Demgegenüber fordert die Gewerkschaft rückwirkend ab März dieses Jahres eine Lohnerhöhung um 650 Euro brutto pro Monat oder 12 Prozent für die oberen Lohngruppen. Nach der Vorstellung der EVG soll die Laufzeit des Tarifvertrags 12 Monate betragen. Von dem geforderten Festbetrag würden vor allem die Beschäftigten in den unteren Lohngruppen profitieren, die von den stark gestiegenen Lebenshaltungskosten besonders betroffen sind.

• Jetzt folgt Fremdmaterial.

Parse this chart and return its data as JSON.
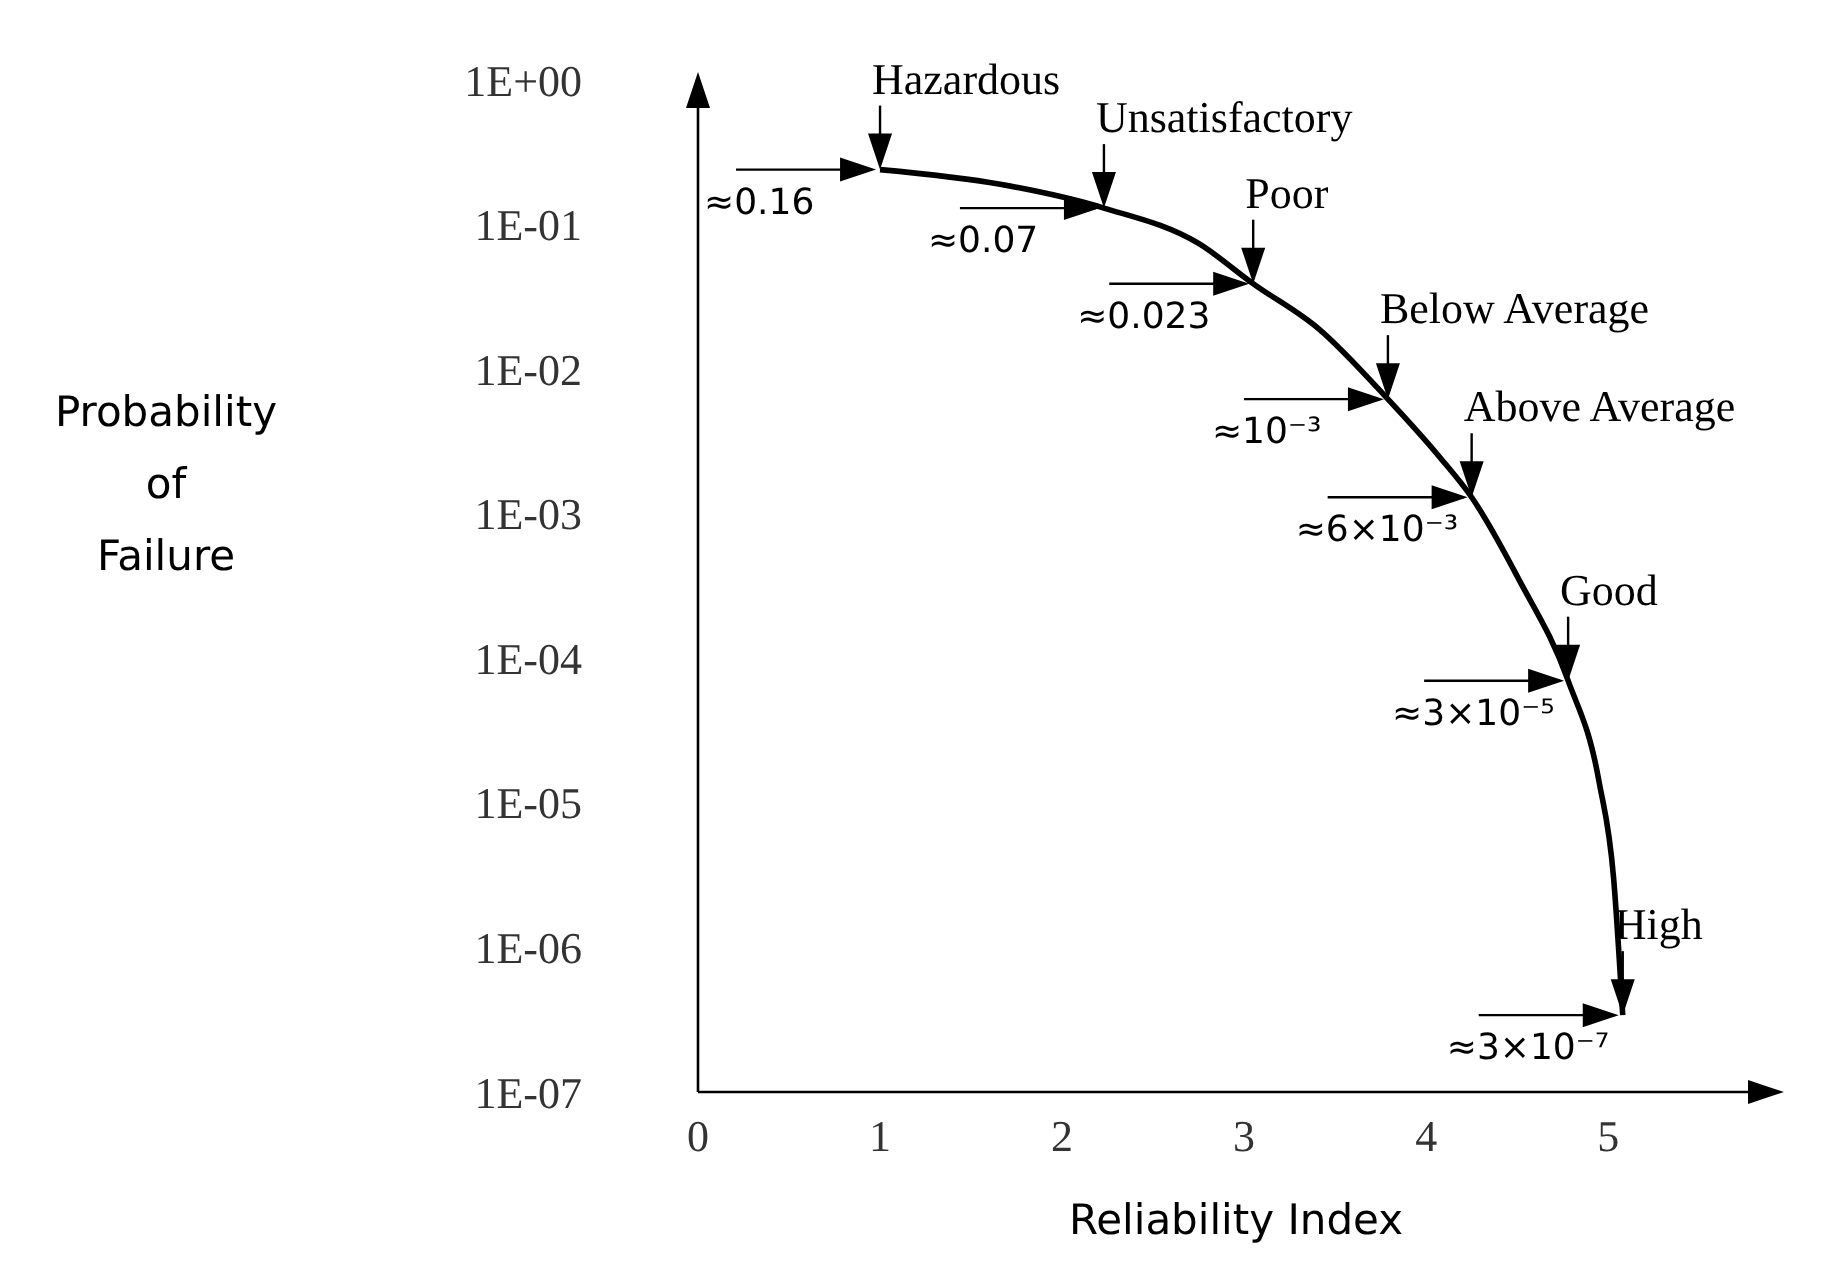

Die EVG hat im laufenden Tarifkonflikt bereits im März und im April zweimal den Zugverkehr mit Warnstreiks temporär lahmgelegt. Einen dritten Ausstand, der 50 Stunden dauern sollte, sagte die Gewerkschaft Mitte Mai kurzfristig wieder ab, nachdem sie sich mit dem Bahnvorstand vor dem Arbeitsgericht Frankfurt am Main in der strittigen Frage des Mindestlohns für Bahnbeschäftigte auf einen Vergleich geeinigt hatte.
Die EVG verhandelt mit der Deutschen Bahn und 50 weiteren Unternehmen der Branche über Löhne und Gehälter für insgesamt rund 230.000 Beschäftigte. Der Fokus liegt auf den Verhandlungen mit dem Staatskonzern, bei dem rund 180.000 dieser Beschäftigten arbeiten.
Leser*innenkommentare
Karl Heinz
Warum übernimmt die taz hier eigentlich die falschen Informationen der Arbeitnehmerseite?
Die 8% gelten nicht für höhere Einkommen, sondern ab X05. Das sind Einkommen mit 42.000€ ab Jahr, also weit unter dem durchschnittlichen Einkommen in Deutschland.
Die DB definiert ein unterdurchschnittliches Einkommen also schon als höheres Einkommen.
Hätte hier von der taz als linke Zeitung erhofft, dass sie nicht die Aussagen der Arbeitnehmerseite blind übernimmt.